A medida que pasan los días, miembros de la Sociedad de Arquitectos del Uruguay (SAU) y ciudadanos vinculados a la zona o a la protección del patrimonio histórico nacional están haciendo oír sus voces de protesta ante la inminente demolición del hotel San Rafael. Como se sabe, la SAU ya se pronunció en contra y pidió a la Intendencia de Maldonado que detenga la medida. Por su parte, la IDM ha reafirmado que el edificio es como “un alfajor” a punto de desmoronarse.
El catedrático de la Facultad de Arquitectura de la Universidad de la República, William Rey, presentó este miércoles un recurso de amparo ante la Justicia para evitar que continúe la demolición. El San Rafael, sostuvo, tiene un “valor simbólico”, no sólo para Punta del Este sino también para el país.

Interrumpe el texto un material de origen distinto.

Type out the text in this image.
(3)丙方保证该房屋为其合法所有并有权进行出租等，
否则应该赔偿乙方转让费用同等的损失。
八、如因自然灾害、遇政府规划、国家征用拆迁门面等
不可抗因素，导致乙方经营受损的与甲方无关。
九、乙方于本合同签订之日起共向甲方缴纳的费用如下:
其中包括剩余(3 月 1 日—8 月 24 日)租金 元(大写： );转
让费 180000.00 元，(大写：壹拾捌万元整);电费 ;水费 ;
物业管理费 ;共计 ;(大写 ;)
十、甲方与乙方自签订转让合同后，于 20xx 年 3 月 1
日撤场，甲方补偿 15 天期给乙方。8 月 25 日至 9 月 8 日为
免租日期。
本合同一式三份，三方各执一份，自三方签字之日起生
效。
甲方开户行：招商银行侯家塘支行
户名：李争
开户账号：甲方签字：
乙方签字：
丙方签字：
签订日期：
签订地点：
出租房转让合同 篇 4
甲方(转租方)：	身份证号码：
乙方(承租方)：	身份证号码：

El empresario italiano Giussepe Cipriani ha explicado que la demolición se daría en “casi todo” el edificio. Luego será reconstruirlo”ladrillo por ladrillo” en otra escala. “Está muy embromado. Sobre todo por el tipo de construcción de lujo que vamos a hacer. Es un proyecto de los años cuarenta del siglo pasado. El tamaño de los cuartos, la altura de los techos o las ventanas no se ajustan a lo que quieren los clientes de ahora para un hotel cinco estrellas”, había dicho.

Legitimación temporal
William Rey dijo a Montevideo Portal este miércoles que esa reconstrucción no significaría “de ningún modo” regenerar el valor patrimonial del edificio. “Es como si yo le dijera: vamos a demoler el Palacio Legislativo y hacemos otro, por más que sea igual, no genera valor patrimonial”, porque eso se incorpora con “el tiempo”, señaló.
“No es que yo hago algo y automáticamente es patrimonio. Requiere una legitimación temporal por la gente, por el país. Cualquiera que viera una foto del San Rafael sabe que estamos hablando de Punta del Este. Eso ubica a la imagen del edificio con relación al lugar”, indicó.
A juicio de Rey, “desde el punto de vista patrimonial no tiene ninguna posibilidad de legitimación”, por lo que consideró errónea la decisión de la Junta Departamental de Maldonado que autorizó las obras del nuevo San Rafael. “Hay una contradicción clarísima cuando se dice que se quieren preservar los valores patrimoniales y después se tira abajo para hacer otra cosa igual”.
Por lo demás, estimó que Cipriani es un “mentiroso” y que profiere un “disparate” cuando afirma que la estructura del edificio debe ser demolida por haber sido afectada por el paso del tiempo. “Eso nota la falta de argumentos reales. La Facultad de Arquitectura fue hecha en la misma época, con las mismas dificultades de acceso al acero, que el hotel. La facultad está ahí vivita y coleando y todavía se le sumó un nuevo piso más arriba y no ha pasado nada”, comentó.
“Es todo mentira. Radicalmente. Cipriani es un mentiroso. Además, si es así, y tenemos duda, pidamos una consultoría para ver qué tan mal está. En un proyecto de 400 millones de dólares no va a ser problema para Cipriani una consultoría de 10 mil dólares”, agregó.
“Qué pasa si Cipriani demuele todo y después dice ‘no tengo capital’ me voy a poner a hacer otro proyecto y se pone a hacer otro proyecto. Demolió y no hizo nada. Esa es la historia del Uruguay”, añadió.